• La technocratie totalitaire, ou «Technopoly», présentée par Neil Postman

     Jean-Claude Leroy

     

    «Technopoly»« L’âge d’or de la Grèce ne déboucha sur aucune invention technique majeure, ni même sur un moyen d’utiliser efficacement la force du cheval. Platon et Aristote méprisaient les ‘‘arts mécaniques fondamentaux’’, sans doute parce que s’efforcer d’accroître l’efficacité ou la productivité n’élevait pas l’esprit à leurs yeux. Efficacité et productivité étaient le problème des esclaves, pas celui des philosophes. »1

     

    C’est un livre paru aux États-Unis en 1992 que publie en cette rentrée les éditions L’Échappée. Décédé en 2003, son auteur, Neil Postman est notamment connu pour Se distraire à en mourir (Amusing ourselves to die) où il prend sur un point le parti de Huxley contre Orwell, en ce sens qu’il voit davantage de danger dans l’inflation d’informations, qui va jusqu’à l’insignifiance, que dans sa répression ou censure.

    Rédigé dans une période où l’ordinateur individuel n’en est qu’au début de sa conquête, mais où la montée de l’informatique s’annonce exponentielle, cet ouvrage fait part d’inévitables et déjà sensibles effets de saturation liés à son usage, signes avant-coureurs de l’anéantissement du ressort vital en chacun de nous.

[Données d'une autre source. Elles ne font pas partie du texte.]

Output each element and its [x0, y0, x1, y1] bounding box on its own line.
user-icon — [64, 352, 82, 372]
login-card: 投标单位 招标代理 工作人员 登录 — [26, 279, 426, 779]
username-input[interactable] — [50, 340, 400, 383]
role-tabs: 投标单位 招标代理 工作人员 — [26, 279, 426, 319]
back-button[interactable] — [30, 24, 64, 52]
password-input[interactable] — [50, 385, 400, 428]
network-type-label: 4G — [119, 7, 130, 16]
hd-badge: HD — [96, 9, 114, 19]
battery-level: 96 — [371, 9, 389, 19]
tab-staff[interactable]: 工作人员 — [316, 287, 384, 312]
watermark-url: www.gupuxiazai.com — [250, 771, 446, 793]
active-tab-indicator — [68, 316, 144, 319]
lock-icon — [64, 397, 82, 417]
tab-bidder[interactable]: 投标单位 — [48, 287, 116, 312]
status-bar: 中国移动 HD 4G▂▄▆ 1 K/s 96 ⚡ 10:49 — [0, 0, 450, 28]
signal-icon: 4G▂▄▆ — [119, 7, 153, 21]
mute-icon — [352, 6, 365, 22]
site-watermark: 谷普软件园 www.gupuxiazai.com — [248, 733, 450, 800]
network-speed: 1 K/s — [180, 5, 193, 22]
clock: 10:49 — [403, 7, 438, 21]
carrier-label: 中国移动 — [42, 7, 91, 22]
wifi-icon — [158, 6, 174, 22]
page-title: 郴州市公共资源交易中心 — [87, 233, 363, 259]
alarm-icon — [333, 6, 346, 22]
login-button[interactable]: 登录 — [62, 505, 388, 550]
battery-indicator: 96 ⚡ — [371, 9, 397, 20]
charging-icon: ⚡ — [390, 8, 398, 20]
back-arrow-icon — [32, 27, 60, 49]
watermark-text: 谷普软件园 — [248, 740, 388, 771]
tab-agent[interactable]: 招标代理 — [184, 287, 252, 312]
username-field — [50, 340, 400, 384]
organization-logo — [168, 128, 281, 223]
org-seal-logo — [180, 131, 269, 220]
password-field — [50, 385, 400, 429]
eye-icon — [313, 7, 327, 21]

    Entamant son exposé par le rappel d’une histoire que raconte Platon dans son Phèdre, celle du roi Thamous aux prises avec le dieu Theuth, venu le visiter pour lui présenter des outils tout à fait stupéfiants : les chiffres, la géométrie, l’astronomie, l’écriture, etc. Le débat qui oppose les deux protagonistes met en évidence le fait que toute innovation technique présente des avantages qui ne sauraient aller sans un lot d’inconvénients. « Il serait donc inexact de supposer qu’une innovation technique n’a qu’un seul et unique effet, chacune devant plutôt être perçue comme un fardeau et comme une bénédiction. »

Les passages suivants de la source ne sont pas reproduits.